Mon serveur Unraid : le couteau suisse du self-hosting (et mon deuxieme cerveau)
Tout a commencé avec un abonnement Google One qui augmentait. Puis Dropbox. Puis Office 365. Puis Adobe. Puis Spotify. Puis Netflix. Puis… vous voyez le tableau. À un moment, j’ai regardé le total mensuel et je me suis dit : “Et si je reprenais le contrôle ?”
C’est là qu’Unraid est entré dans ma vie. Un OS pour serveur NAS qui fait aussi tourner des containers Docker, des VMs, du monitoring, et qui accepte des disques de tailles différentes sans râler. Le rêve.
Pourquoi Unraid plutôt que TrueNAS ou Proxmox ?
J’ai tout essayé avant d’atterrir sur Unraid. TrueNAS est excellent mais il veut des disques identiques pour son ZFS (bon courage pour trouver des 4 To en 2026). Proxmox est un hyperviseur pur, pas pensé pour le stockage. Unraid fait les deux :
- Gestion des disques à la carte : un disque de 8 To, deux de 4 To, un SSD de 500 Go ? Pas de problème. Un disque de parité protège le tout.
- Docker natif : l’interface Community Apps permet d’installer n’importe quel container en deux clics
- KVM intégré : si un truc doit tourner dans une VM, c’est possible
- Cache SSD : pour accélérer les accès fréquents sans mettre tous les disques en rotation
Ce qui tourne dessus
Mon serveur, c’est un peu le central nerveux de la maison. En vrac :
- Un site WordPress (Mon Pedro)
- Un blog PluXml (Blablalog)
- Grafana + InfluxDB — toutes les métriques du serveur en temps réel
- Prometheus — alerte si un disque chauffe ou si le CPU s’emballe
- Umami — analytics léger, auto-hébergé, sans Google
- OneDev — hébergement Git maison (pour le code de sevan.zone)
- Minio — stockage objet compatible S3
- Ollama — LLM local, parce que l’IA dans le cloud c’est bien, chez soi c’est mieux
- Open WebUI — interface ChatGPT-like branchée sur Ollama
- Nginx — le reverse proxy qui sert tout ce petit monde sur Internet
- Plez — pour la médiathèque familiale
- Fail2ban — parce que les bots russes ne dorment jamais
Le tout dans une tour posée dans le salon, qui tourne 24/7/365.
L’installation : plus simple que prévu
Unraid s’installe depuis une clé USB. Pas de disque système dédié — l’OS charge en RAM à chaque démarrage.

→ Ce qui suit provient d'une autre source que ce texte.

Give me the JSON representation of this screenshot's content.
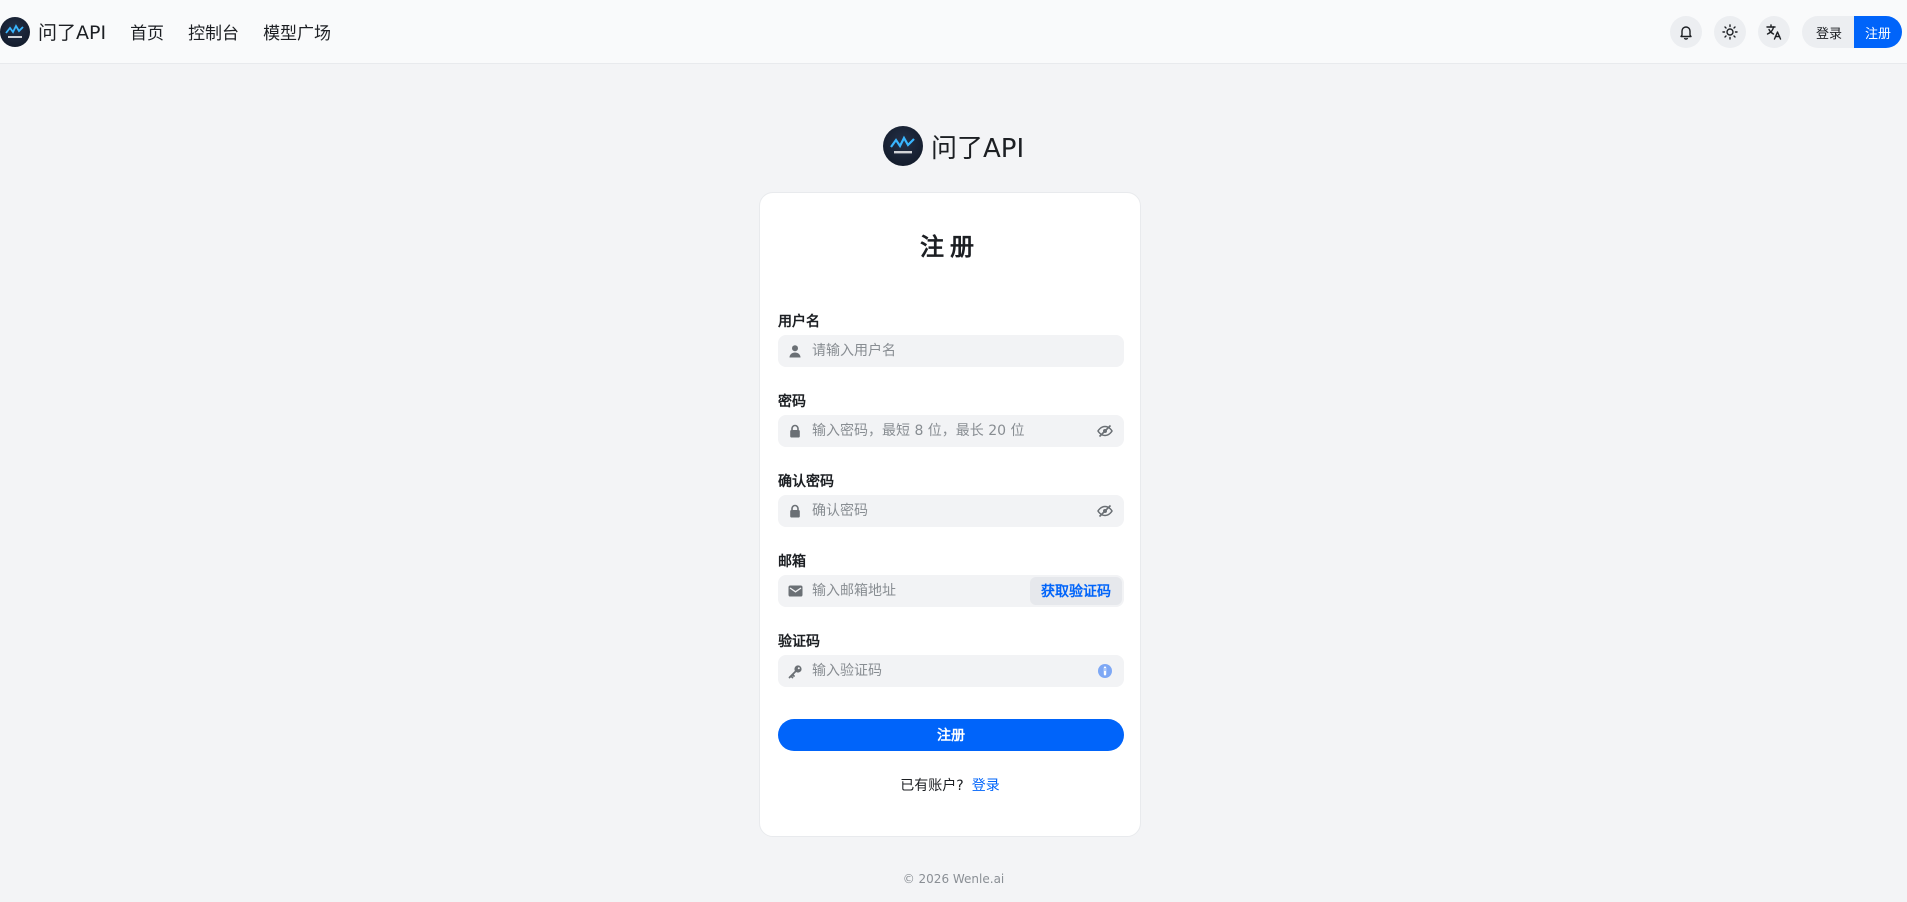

L’interface web est réactive, la documentation est bonne, et la communauté est active. On configure les disques en 10 minutes, on installe les containers en 30 minutes, et on peaufine pendant 6 mois (parce que c’est ça, le self-hosting).
Ce que j’aurais aimé savoir avant
- Les disques de parité, c’est pas du backup — Un disk meurt ? Tu remplaces, tu rebuild. Mais une suppression accidentelle reste définitive. J’ai appris ça à mes dépens.
- Les caches SSD, ça s’use — Écrire les métriques Grafana toutes les 5 secondes sur le même SSD, c’est le moyen le plus rapide de le tuer prématurément.
- Docker simplifie tout — Avant, chaque service devait être compilé, configuré, maintenu. Avec Docker, c’est un fichier docker-compose et tout roule.
- Le monitoring est essentiel — Sans Grafana, je ne saurais pas que mon CPU tourne à 80% depuis trois jours à cause d’un container mal configuré.
- La connexion montante est le goulet d’étranglement — On a tous de la fibre descendante à 1 Gbps, mais la montante à 200 Mbps limite ce qu’on peut exposer sur Internet.
En résumé
Unraid n’est pas parfait (la licence est payante, le support de ZFS est récent et perfectible), mais c’est le meilleur compromis que j’ai trouvé pour un serveur maison. Flexible, tolérant, et extensible à l’infini.
Si vous en avez marre de donner vos données aux GAFAM et que vous avez un vieux PC qui traîne, installez la version d’essai (30 jours, gratuite). Vous verrez, c’est addictif. Au bout d’une semaine, vous chercherez des excuses pour ajouter un deuxième serveur.